Abstract

Acute promyelocytic leukemia (APL) is an uncommon subtype of acute myelogenous leukemia (AML) that was previously one of the most fatal forms of acute leukemia. With advances in diagnosis and treatment, APL has become one of the most curable myeloid leukemias. The major reason for treatment failure in APL is early death after initiation of treatment. We performed a retrospective cross-sectional analysis of the Healthcare Cost and Utilization Project 2016 and 2019 Kids’ Inpatient Database, with the diagnosis of APL or AML not in remission as defined by ICD-10-CM codes. We compared complications and outcomes associated with APL and AML (exclusive of APL) in hospitalized children in the U.S. and described yearly national incidence. The national incidence of APL was 2.2 cases per million children per year.

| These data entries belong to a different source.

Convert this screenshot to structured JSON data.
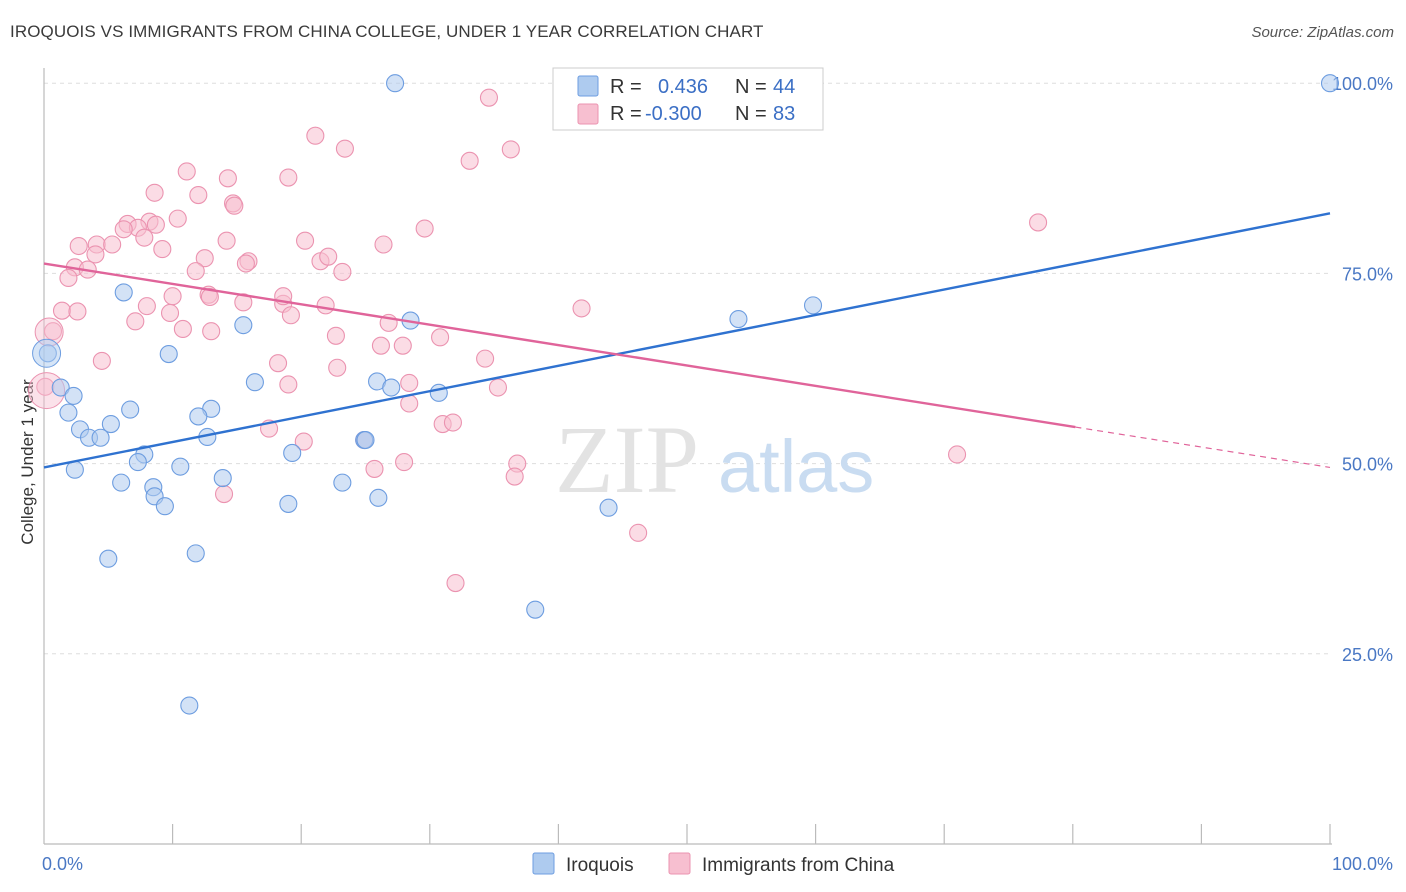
{
  "title": "IROQUOIS VS IMMIGRANTS FROM CHINA COLLEGE, UNDER 1 YEAR CORRELATION CHART",
  "source": "Source: ZipAtlas.com",
  "watermark": {
    "zip": "ZIP",
    "atlas": "atlas"
  },
  "colors": {
    "blue_fill": "#aecbef",
    "blue_stroke": "#6d9de0",
    "blue_line": "#2f72d0",
    "pink_fill": "#f7bfd0",
    "pink_stroke": "#eb93b0",
    "pink_line": "#e0649a",
    "tick_text": "#4a78c4",
    "grid": "#dddddd"
  },
  "legend": {
    "rows": [
      {
        "r_label": "R =",
        "r_value": "0.436",
        "n_label": "N =",
        "n_value": "44",
        "series": "blue"
      },
      {
        "r_label": "R =",
        "r_value": "-0.300",
        "n_label": "N =",
        "n_value": "83",
        "series": "pink"
      }
    ]
  },
  "bottom_legend": [
    {
      "label": "Iroquois",
      "series": "blue"
    },
    {
      "label": "Immigrants from China",
      "series": "pink"
    }
  ],
  "chart_data": {
    "type": "scatter",
    "title": "IROQUOIS VS IMMIGRANTS FROM CHINA COLLEGE, UNDER 1 YEAR CORRELATION CHART",
    "xlabel": "",
    "ylabel": "College, Under 1 year",
    "xlim": [
      0,
      100
    ],
    "ylim": [
      0,
      102
    ],
    "x_tick_labels": [
      {
        "value": 0,
        "label": "0.0%"
      },
      {
        "value": 100,
        "label": "100.0%"
      }
    ],
    "y_tick_labels": [
      {
        "value": 25,
        "label": "25.0%"
      },
      {
        "value": 50,
        "label": "50.0%"
      },
      {
        "value": 75,
        "label": "75.0%"
      },
      {
        "value": 100,
        "label": "100.0%"
      }
    ],
    "gridlines": [
      25,
      50,
      75,
      100
    ],
    "series": [
      {
        "name": "Iroquois",
        "color": "blue",
        "points": [
          [
            27.3,
            100
          ],
          [
            100,
            100
          ],
          [
            6.2,
            72.5
          ],
          [
            15.5,
            68.2
          ],
          [
            28.5,
            68.8
          ],
          [
            54,
            69
          ],
          [
            59.8,
            70.8
          ],
          [
            9.7,
            64.4
          ],
          [
            0.3,
            64.5
          ],
          [
            16.4,
            60.7
          ],
          [
            25.9,
            60.8
          ],
          [
            27,
            60
          ],
          [
            1.3,
            60
          ],
          [
            2.3,
            58.9
          ],
          [
            30.7,
            59.3
          ],
          [
            1.9,
            56.7
          ],
          [
            6.7,
            57.1
          ],
          [
            13,
            57.2
          ],
          [
            12,
            56.2
          ],
          [
            5.2,
            55.2
          ],
          [
            2.8,
            54.5
          ],
          [
            3.5,
            53.4
          ],
          [
            4.4,
            53.4
          ],
          [
            12.7,
            53.5
          ],
          [
            24.9,
            53.1
          ],
          [
            19.3,
            51.4
          ],
          [
            7.8,
            51.2
          ],
          [
            7.3,
            50.2
          ],
          [
            2.4,
            49.2
          ],
          [
            10.6,
            49.6
          ],
          [
            13.9,
            48.1
          ],
          [
            23.2,
            47.5
          ],
          [
            6,
            47.5
          ],
          [
            8.5,
            46.9
          ],
          [
            26,
            45.5
          ],
          [
            8.6,
            45.7
          ],
          [
            19,
            44.7
          ],
          [
            9.4,
            44.4
          ],
          [
            43.9,
            44.2
          ],
          [
            11.8,
            38.2
          ],
          [
            5,
            37.5
          ],
          [
            38.2,
            30.8
          ],
          [
            11.3,
            18.2
          ],
          [
            25,
            53.1
          ]
        ]
      },
      {
        "name": "Immigrants from China",
        "color": "pink",
        "points": [
          [
            34.6,
            98.1
          ],
          [
            21.1,
            93.1
          ],
          [
            23.4,
            91.4
          ],
          [
            36.3,
            91.3
          ],
          [
            33.1,
            89.8
          ],
          [
            11.1,
            88.4
          ],
          [
            14.3,
            87.5
          ],
          [
            19,
            87.6
          ],
          [
            8.6,
            85.6
          ],
          [
            12,
            85.3
          ],
          [
            14.7,
            84.2
          ],
          [
            14.8,
            83.9
          ],
          [
            10.4,
            82.2
          ],
          [
            6.5,
            81.5
          ],
          [
            8.2,
            81.8
          ],
          [
            8.7,
            81.4
          ],
          [
            29.6,
            80.9
          ],
          [
            77.3,
            81.7
          ],
          [
            7.3,
            81
          ],
          [
            6.2,
            80.8
          ],
          [
            7.8,
            79.7
          ],
          [
            14.2,
            79.3
          ],
          [
            20.3,
            79.3
          ],
          [
            26.4,
            78.8
          ],
          [
            2.7,
            78.6
          ],
          [
            4.1,
            78.8
          ],
          [
            5.3,
            78.8
          ],
          [
            9.2,
            78.2
          ],
          [
            4,
            77.5
          ],
          [
            12.5,
            77
          ],
          [
            15.9,
            76.6
          ],
          [
            21.5,
            76.6
          ],
          [
            22.1,
            77.2
          ],
          [
            15.7,
            76.3
          ],
          [
            2.4,
            75.8
          ],
          [
            3.4,
            75.5
          ],
          [
            23.2,
            75.2
          ],
          [
            1.9,
            74.4
          ],
          [
            10,
            72
          ],
          [
            12.8,
            72.2
          ],
          [
            12.9,
            71.9
          ],
          [
            15.5,
            71.2
          ],
          [
            18.6,
            71
          ],
          [
            21.9,
            70.8
          ],
          [
            41.8,
            70.4
          ],
          [
            1.4,
            70.1
          ],
          [
            2.6,
            70
          ],
          [
            9.8,
            69.8
          ],
          [
            7.1,
            68.7
          ],
          [
            26.8,
            68.5
          ],
          [
            10.8,
            67.7
          ],
          [
            13,
            67.4
          ],
          [
            0.7,
            67.4
          ],
          [
            22.7,
            66.8
          ],
          [
            30.8,
            66.6
          ],
          [
            26.2,
            65.5
          ],
          [
            27.9,
            65.5
          ],
          [
            34.3,
            63.8
          ],
          [
            4.5,
            63.5
          ],
          [
            18.2,
            63.2
          ],
          [
            22.8,
            62.6
          ],
          [
            0.1,
            60.1
          ],
          [
            19,
            60.4
          ],
          [
            28.4,
            60.6
          ],
          [
            35.3,
            60
          ],
          [
            28.4,
            57.9
          ],
          [
            31,
            55.2
          ],
          [
            31.8,
            55.4
          ],
          [
            17.5,
            54.6
          ],
          [
            20.2,
            52.9
          ],
          [
            24.9,
            53.1
          ],
          [
            71,
            51.2
          ],
          [
            28,
            50.2
          ],
          [
            36.8,
            50
          ],
          [
            25.7,
            49.3
          ],
          [
            36.6,
            48.3
          ],
          [
            14,
            46
          ],
          [
            46.2,
            40.9
          ],
          [
            32,
            34.3
          ],
          [
            18.6,
            72
          ],
          [
            8,
            70.7
          ],
          [
            19.2,
            69.5
          ],
          [
            11.8,
            75.3
          ]
        ]
      }
    ],
    "trendlines": [
      {
        "series": "Iroquois",
        "x0": 0,
        "y0": 49.5,
        "x1": 100,
        "y1": 82.9,
        "style": "solid"
      },
      {
        "series": "Immigrants from China",
        "x0": 0,
        "y0": 76.3,
        "x1": 80.2,
        "y1": 54.8,
        "style": "solid"
      },
      {
        "series": "Immigrants from China",
        "x0": 80.2,
        "y0": 54.8,
        "x1": 100,
        "y1": 49.5,
        "style": "dashed"
      }
    ]
  }
}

Children with APL were more likely to have cardiopulmonary complications (OR 1.79; CI 1.20–2.67; p = 0.004), coagulation abnormalities or DIC (OR 7.75; CI 5.81–10.34; p < 0.001), pulmonary hemorrhage (OR 2.18; CI 1.49–3.17; p < 0.001), and intracranial hemorrhage (OR 10.82; CI 5.90–19.85; p < 0.001) and less likely to have infectious complications (OR 0.48; CI 0.34–0.67; p < 0.001) compared to children with AML. In-hospital mortality rates were similar in children with APL and AML (4.2% vs 2.6%; OR 1.62; CI 0.86–3.06; p = 0.13), while the median length of stay for children who died from APL was shorter compared to AML (2 (IQR: 1–7) versus 25 (IQR: 5–66) days; p < 0.05). Hemorrhagic complications occur more often, and infectious complications occur less often in hospitalized children with APL compared to AML.